I forgive myself that I have accepted and allowed myself to judge others based on their personality.

I forgive myself that I have accepted and allowed myself to restrain from others (especially women) by the belief that I shouldn't communicate with them because of their personality/image.

I forgive myself that I have accepted and allowed myself to 'base' my life on the point of a 'gridline structure' as 'more than' who I am.

I forgive myself that I have not accepted and allowed myself to remain 'here as breath' and to not be concerned of something that is not in my present awareness as a practical measure.

I forgive myself that I have accepted and allowed myself to believe that 'white women' are 'better' than me because of their image.

What is it that I 'want' and find 'desirable' within a 'white woman? It is their 'image', and I feel so 'far away' from them because I talk to more 'black' women than I do 'white' women.

Aela: Why does the 'white race' stand out though? Hell... most of your mind-friends are 'white' for god's sake.

Leon: I don't know... I think one reason that I am attracted to 'white' women is because they don't have a lot of melanin. It's like... your favorite color for instance -- mine being black and purple. Purple 'resonates' with me. Every time I see it, I get this 'resonating' feeling within me, and it feels good. It's kinda like that with 'white' women, but it's not always 'white' women. It's all races.
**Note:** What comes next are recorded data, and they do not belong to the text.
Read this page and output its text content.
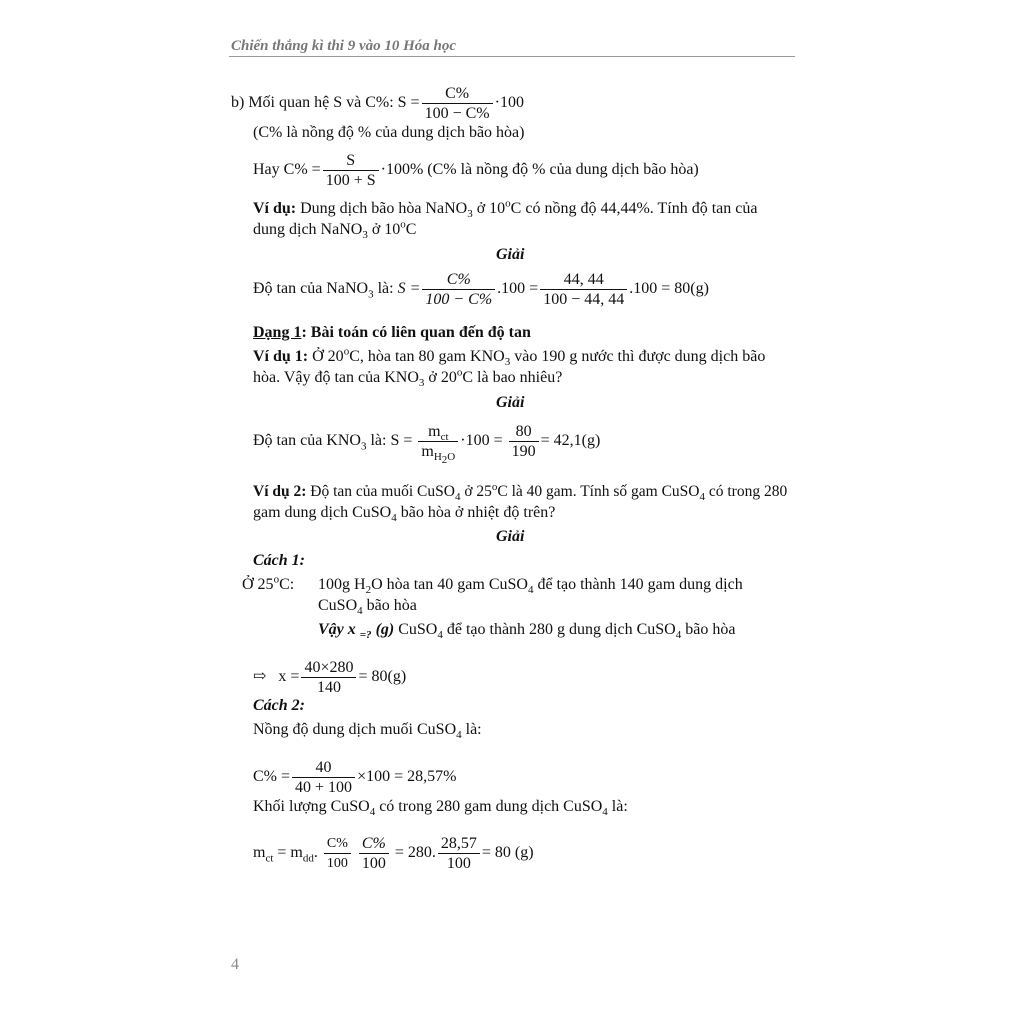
Chiến thắng kì thi 9 vào 10 Hóa học
b) Mối quan hệ S và C%: $S = \frac{C\%}{100 - C\%} \cdot 100$
(C% là nồng độ % của dung dịch bão hòa)
Hay $C\% = \frac{S}{100 + S} \cdot 100\%$ (C% là nồng độ % của dung dịch bão hòa)
Ví dụ: Dung dịch bão hòa NaNO$_3$ ở 10$^o$C có nồng độ 44,44%. Tính độ tan của
dung dịch NaNO$_3$ ở 10$^o$C
Giải
Độ tan của NaNO$_3$ là: $S = \frac{C\%}{100 - C\%} .100 = \frac{44, 44}{100 - 44, 44} .100 = 80(g)$
Dạng 1: Bài toán có liên quan đến độ tan
Ví dụ 1: Ở 20$^o$C, hòa tan 80 gam $KNO_3$ vào 190 g nước thì được dung dịch bão
hòa. Vậy độ tan của $KNO_3$ ở 20$^o$C là bao nhiêu?
Giải
Độ tan của $KNO_3$ là: $S = \frac{m_{ct}}{m_{H_2O}} \cdot 100 = \frac{80}{190} = 42,1(g)$
Ví dụ 2: Độ tan của muối CuSO$_4$ ở 25$^o$C là 40 gam. Tính số gam CuSO$_4$ có trong 280
gam dung dịch CuSO$_4$ bão hòa ở nhiệt độ trên?
Giải
Cách 1:
Ở 25$^o$C: 100g $H_2O$ hòa tan 40 gam CuSO$_4$ để tạo thành 140 gam dung dịch
CuSO$_4$ bão hòa
Vậy x $_{=?}$ (g) CuSO$_4$ để tạo thành 280 g dung dịch CuSO$_4$ bão hòa
⇨ $x = \frac{40\times 280}{140} = 80(g)$
Cách 2:
Nồng độ dung dịch muối CuSO$_4$ là:
$C\% = \frac{40}{40 + 100} \times 100 = 28,57\%$
Khối lượng CuSO$_4$ có trong 280 gam dung dịch CuSO$_4$ là:
$m_{ct} = m_{dd}$. $\frac{C\%}{100}$
$\frac{C\%}{100} = 280$. $\frac{28,57}{100} = 80$ (g)
4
White women seems to be the one that's most prominent.

Aela: But that's not the main point of why you believe that they are 'better' than you -- not allowing you to 'socialize' or communicate with them on an 'intimate' level.

Leon: Part of it is because of the 'slavery' days which makes them appear 'more than'. Then you have these 'angels' that are 'white', and they appear to have more 'ability' in the world which makes them appear more 'intelligent' and wise.

Aela: Okay, let's do self-forgiveness over that.

I forgive myself that I have accepted and allowed myself to believe that 'white' women are 'better' than me because of their skin color.

I forgive myself that I have accepted and allowed myself to believe that 'white' women are 'better' than me because they have the same 'skin color' as angels.

I forgive myself that I have accepted and allowed myself to believe in the construct of 'angels' --- realizing the fact that 'angels' were created as a point of 'separation' deeming angels to be 'more than' who we are based on our 'apparent' 'lack' of ability as 'human beings' = accepting limitation as who we are.

I forgive myself that I have accepted and allowed myself to believe that 'white' women are 'beautiful'.

I forgive myself that I have accepted and allowed myself to believe that 'women' (in general) are beautiful.

I forgive myself that I have accepted and allowed myself to believe that 'beauty' exists.

I forgive myself that I have accepted and allowed myself to support 'beauty'.

I forgive myself that I have accepted and allowed myself to believe that 'white' women are 'better' than me because they were 'above' me (in position), as 'black' people, within the slavery days.

I forgive myself that I have accepted and allowed myself to believe that 'white' skin is 'better than' darker skin.

I forgive myself that I have accepted and allowed myself to believe that 'white' is better than 'black'.

I forgive myself that I have accepted and allowed myself to judge colors based on their 'image'.

Aela: It's all a fuckin' mind game. Beauty is a fuckin' mind game.